1. Is there any max voltage or amperage you can safely transmit? :bsdetector:
(for example, if i would be holding a metal object and i would hold it close to the transmitter or if the transmitter would get close to electronical equipment like a computer, smartphone, tablet, ...)

2. How about the efficiency? Are there any variables for it?

3. What role does the frequency that you feed in the transmitter coil play?

4. I now that if you had more turns on the reciever coil then on the transmitter coil the volage would increase but is there any difference between for example having
10 turns on the transmiter and 10 turns on the reciever and having 20 turns on the transmitter and 20 turns on the reciever?

Regards,
Cecemel;-)

1. There are safety limits on the power density of a aerial with respect to humans. At low frequencies its 100v/m at VHF and above its 10mW/cm^2
2. Low, 10% would be good.
3. For a given coil size the higher the frequency the better.
4. Its the ratio of the number of turns that count.
Frank

The question is somehow boundless. "Wireless energy transmission" refers to short distance magnetic coupling in many cases, respectively it achieves high efficiency at low frequencies (100 kHz range).

Sorry i forgot to mention. I probably will be using this circuit below (but without that 7805 regulator), the distance between the coils will be only a few millimeters. I would like to use the receiver coil to charge a battery, to charge it at 1C I would need about 40w. If I feed the circuit 12 volts and 20 amps (computer psu), would I be able to get 40w out? (20-30w is also okay but not much lower because then the charging wil take over 2 hours)

Last question,
...respectively it achieves high efficiency at low frequencies (100 kHz range).
What do you mean with "high efficiency"?

Cecemel

The self-oscillating MOSFET inverter is a rather bad design, it's neither guranteed to oscillate at all nor to keep the transistor maximum ratings.

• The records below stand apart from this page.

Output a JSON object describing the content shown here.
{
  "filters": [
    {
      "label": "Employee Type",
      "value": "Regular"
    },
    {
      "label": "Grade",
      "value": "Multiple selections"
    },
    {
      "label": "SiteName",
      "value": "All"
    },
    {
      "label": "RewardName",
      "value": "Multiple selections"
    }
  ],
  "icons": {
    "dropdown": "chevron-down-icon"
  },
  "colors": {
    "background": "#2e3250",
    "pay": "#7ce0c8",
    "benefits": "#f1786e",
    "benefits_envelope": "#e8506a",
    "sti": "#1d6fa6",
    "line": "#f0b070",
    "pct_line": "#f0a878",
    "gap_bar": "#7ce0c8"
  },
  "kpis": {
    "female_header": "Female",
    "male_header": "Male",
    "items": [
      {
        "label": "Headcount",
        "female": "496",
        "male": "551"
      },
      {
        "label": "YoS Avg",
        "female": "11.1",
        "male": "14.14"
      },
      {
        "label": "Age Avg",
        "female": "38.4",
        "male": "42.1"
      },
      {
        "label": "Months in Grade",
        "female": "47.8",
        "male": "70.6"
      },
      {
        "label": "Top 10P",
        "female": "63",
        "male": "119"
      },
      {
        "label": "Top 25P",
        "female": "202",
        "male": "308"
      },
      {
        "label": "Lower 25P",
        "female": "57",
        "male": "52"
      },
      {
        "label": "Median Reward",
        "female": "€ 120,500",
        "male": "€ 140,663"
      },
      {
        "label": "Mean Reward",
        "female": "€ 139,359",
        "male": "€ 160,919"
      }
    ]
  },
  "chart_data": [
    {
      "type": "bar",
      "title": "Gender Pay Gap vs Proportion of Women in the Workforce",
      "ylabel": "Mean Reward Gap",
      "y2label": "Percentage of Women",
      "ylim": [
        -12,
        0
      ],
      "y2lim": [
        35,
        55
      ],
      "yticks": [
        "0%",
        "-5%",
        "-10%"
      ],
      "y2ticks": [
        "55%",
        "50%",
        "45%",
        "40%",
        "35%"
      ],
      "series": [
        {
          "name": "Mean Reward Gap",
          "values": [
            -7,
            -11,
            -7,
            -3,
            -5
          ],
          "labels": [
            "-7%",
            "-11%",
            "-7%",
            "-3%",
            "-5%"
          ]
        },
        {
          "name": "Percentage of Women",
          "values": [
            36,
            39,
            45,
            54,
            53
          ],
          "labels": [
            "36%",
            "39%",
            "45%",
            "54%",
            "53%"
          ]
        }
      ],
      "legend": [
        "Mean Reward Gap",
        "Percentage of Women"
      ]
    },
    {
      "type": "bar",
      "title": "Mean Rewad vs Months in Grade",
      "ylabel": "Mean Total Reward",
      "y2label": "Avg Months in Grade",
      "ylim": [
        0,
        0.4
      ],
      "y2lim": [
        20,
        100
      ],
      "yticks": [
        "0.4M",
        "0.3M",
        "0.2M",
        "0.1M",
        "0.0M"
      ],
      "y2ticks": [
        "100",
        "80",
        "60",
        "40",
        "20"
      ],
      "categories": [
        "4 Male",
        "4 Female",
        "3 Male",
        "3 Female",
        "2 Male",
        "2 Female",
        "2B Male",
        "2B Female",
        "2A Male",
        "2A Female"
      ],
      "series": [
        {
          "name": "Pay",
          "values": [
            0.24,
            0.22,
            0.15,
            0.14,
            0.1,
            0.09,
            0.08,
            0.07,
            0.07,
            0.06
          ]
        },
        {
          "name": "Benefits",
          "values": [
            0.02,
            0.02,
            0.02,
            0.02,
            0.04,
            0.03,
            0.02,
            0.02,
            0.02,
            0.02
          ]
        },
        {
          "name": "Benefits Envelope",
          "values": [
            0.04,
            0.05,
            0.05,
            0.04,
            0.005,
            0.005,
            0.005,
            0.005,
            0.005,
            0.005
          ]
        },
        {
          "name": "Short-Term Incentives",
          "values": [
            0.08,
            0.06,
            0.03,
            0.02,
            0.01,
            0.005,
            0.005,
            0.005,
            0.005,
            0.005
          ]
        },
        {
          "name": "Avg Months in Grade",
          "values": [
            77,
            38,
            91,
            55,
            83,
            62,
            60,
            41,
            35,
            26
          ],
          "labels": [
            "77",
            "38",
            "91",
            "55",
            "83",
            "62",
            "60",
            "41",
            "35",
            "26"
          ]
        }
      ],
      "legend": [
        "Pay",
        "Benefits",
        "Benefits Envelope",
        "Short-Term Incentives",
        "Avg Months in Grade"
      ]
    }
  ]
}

The self-oscillating MOSFET inverter is a rather bad design, it's neither guranteed to oscillate at all nor to keep the transistor maximum ratings.

Yeah... Would something based on a 555 be a better solution? I don't have used a 555 yet. Do you have a circuit that could let me adjust the frequency (maybe 50-200 kHz?)

Cecemel

A switch mode converter controller like SG3525 is probably better suited, 555 should be used with a flip-flop to generate symmetrical gate signals for two transistors. The advantage of the self-oscillating circuit is that it automatically meets the LC resonance frequency, an external controller must be tuned to it. But it promises better switching with less transistor heating.

A switch mode converter controller like SG3525 is probably better suited, 555 should be used with a flip-flop to generate symmetrical gate signals for two transistors. The advantage of the self-oscillating circuit is that it automatically meets the LC resonance frequency, an external controller must be tuned to it. But it promises better switching with less transistor heating.

Okay, do you have a circuit for this?